In addition to growing digital subscribers across Disney+, ESPN+, Hulu and Hulu+ Live TV, Iger says renewed focus on platform content spending and distribution has to be put on the table and out of the streaming basket.
Indeed, when David Zaslav became CEO of the new Warner Bros. Discovery media company, he was surprised to find that 60% of the content on HBO Max was not being viewed. That’s a reality apparently not lost on Iger, who abruptly replaced his successor — and big streaming champion — Bob Chapek late last year in part because of ballooning streaming costs and losses.
While admitting Disney+ will not see the “meteoric” subscriber growth experienced upon launch in late 2019, Iger contends the platform remains relatively new in international markets, excluding India, which comprises more than a third of all Disney+ subscribers.
The CEO criticized his predecessor’s business restructuring that he called, “basically a giant revenue-generating division,” that separated distribution, advertising, sales, subscriptions, etc., from content creation, where Iger said all the money was being spent.
“I happen to believe there needs to be a direct connection between what’s being spent and what’s being earned from a revenue perspective,” he said. “It’s all about accountability. It’s about understanding the marketplace, so when you make decisions on spending, it’s tied directly to revenue generation and vice-versa.”
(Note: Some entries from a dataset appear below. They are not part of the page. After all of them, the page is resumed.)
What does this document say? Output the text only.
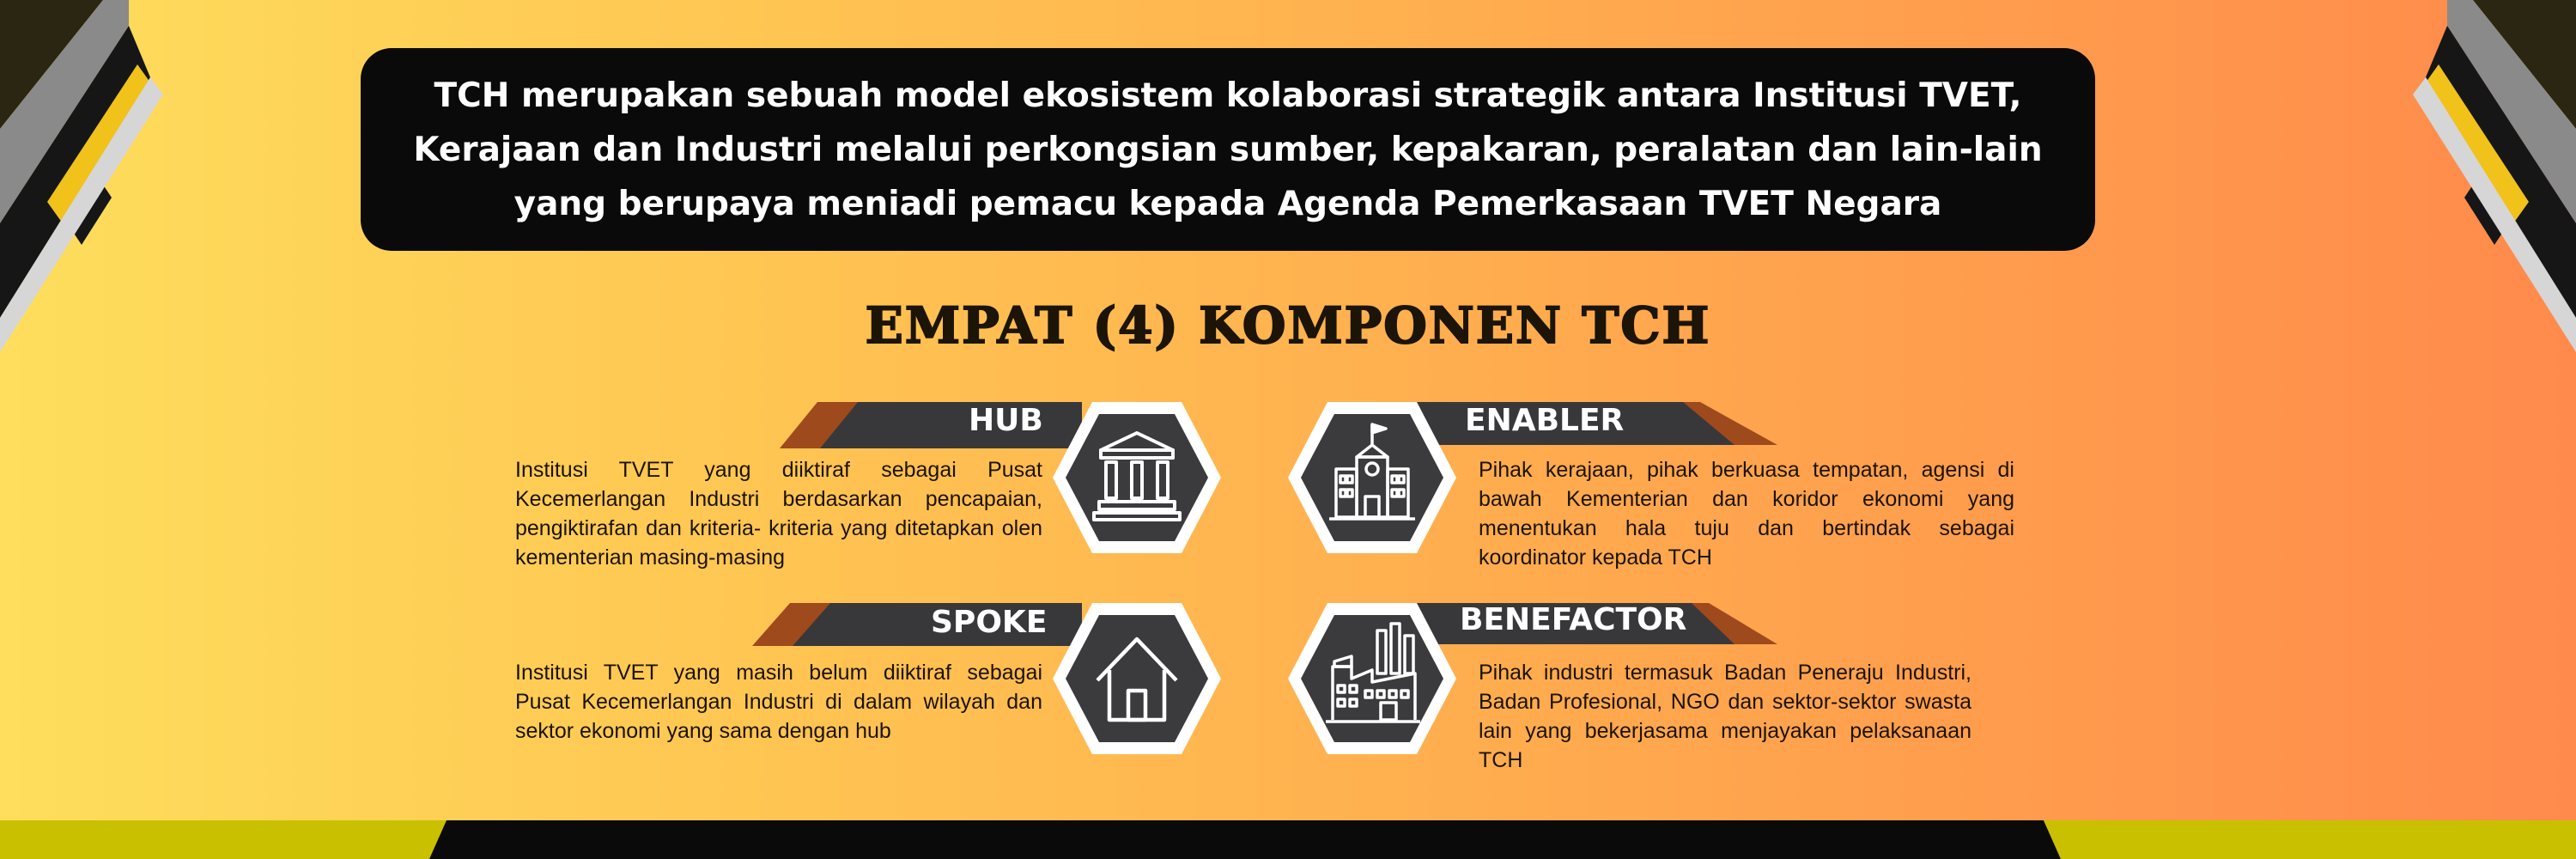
TCH merupakan sebuah model ekosistem kolaborasi strategik antara Institusi TVET, Kerajaan dan Industri melalui perkongsian sumber, kepakaran, peralatan dan lain-lain yang berupaya meniadi pemacu kepada Agenda Pemerkasaan TVET Negara
EMPAT (4) KOMPONEN TCH
HUB
SPOKE
ENABLER
BENEFACTOR
Institusi TVET yang diiktiraf sebagai Pusat Kecemerlangan Industri berdasarkan pencapaian, pengiktirafan dan kriteria- kriteria yang ditetapkan olen kementerian masing-masing
Pihak kerajaan, pihak berkuasa tempatan, agensi di bawah Kementerian dan koridor ekonomi yang menentukan hala tuju dan bertindak sebagai koordinator kepada TCH
Institusi TVET yang masih belum diiktiraf sebagai Pusat Kecemerlangan Industri di dalam wilayah dan sektor ekonomi yang sama dengan hub
Pihak industri termasuk Badan Peneraju Industri, Badan Profesional, NGO dan sektor-sektor swasta lain yang bekerjasama menjayakan pelaksanaan TCH
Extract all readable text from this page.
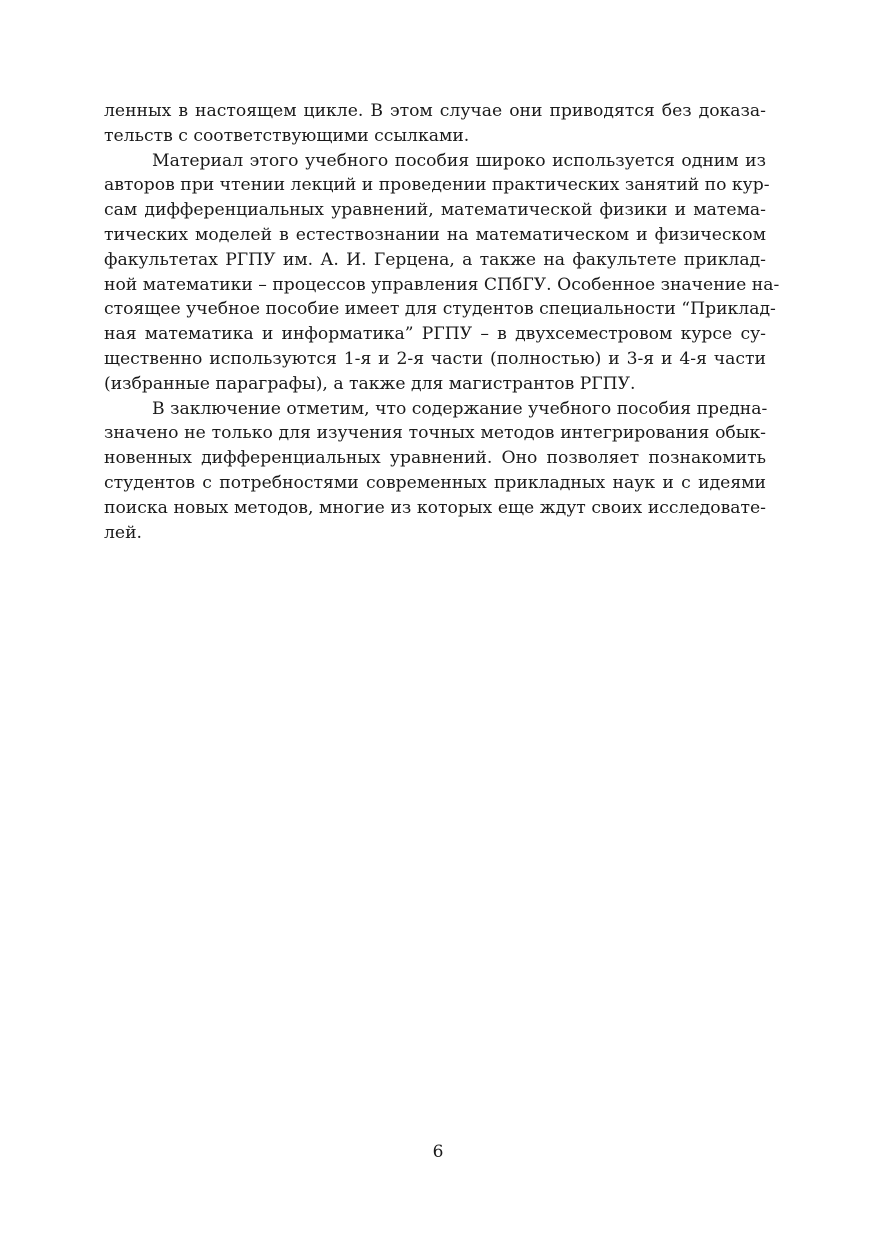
ленных в настоящем цикле. В этом случае они приводятся без доказа-
тельств с соответствующими ссылками.
Материал этого учебного пособия широко используется одним из
авторов при чтении лекций и проведении практических занятий по кур-
сам дифференциальных уравнений, математической физики и матема-
тических моделей в естествознании на математическом и физическом
факультетах РГПУ им. А. И. Герцена, а также на факультете приклад-
ной математики – процессов управления СПбГУ. Особенное значение на-
стоящее учебное пособие имеет для студентов специальности “Приклад-
ная математика и информатика” РГПУ – в двухсеместровом курсе су-
щественно используются 1-я и 2-я части (полностью) и 3-я и 4-я части
(избранные параграфы), а также для магистрантов РГПУ.
В заключение отметим, что содержание учебного пособия предна-
значено не только для изучения точных методов интегрирования обык-
новенных дифференциальных уравнений. Оно позволяет познакомить
студентов с потребностями современных прикладных наук и с идеями
поиска новых методов, многие из которых еще ждут своих исследовате-
лей.
6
Iger claimed too much was being spent on marketing platforms and not enough on marketing content and programs.
“That needed to be put back together not just for sanity purposes, but also because there are opportunities to reduce expenses,” he said.
“I don’t think it was as efficient as it could have been … or as targeted as it should have been,” he said, in relation to the $3 billion in content spending cuts. “The emphasis needs to be on quality of content, not volume.”
As a result, in addition to delegating operational, marketing and financial responsibilities to business segment senior executives, Iger wants to revisit distributing content across all channels, including legacy home entertainment.
Disney reported a Q1 operating loss of $212 million on revenue of $2.46 billion in its “content sales/licensing and other” segment, in part due to a dearth of home entertainment releases. The decrease in home entertainment results were due to lower unit sales of new release titles, reflecting fewer releases, and catalog titles.
Iger believes the push toward streaming theatrical titles undermined the licensing and retail businesses.
“Home video, at one point as we called it, was extremely lucrative for our company,” Iger said. “We’re looking at all of that [again].”
The CEO believes content can co-exist on traditional distribution platforms and streaming without damaging either due to differing platform audiences.
“It’s already clear to us that the content exclusivity that we felt would be so valuable in growing subscribers was not as valuable as we thought,” Iger said. “While eventually everything will migrate to streaming. We’re not there yet.”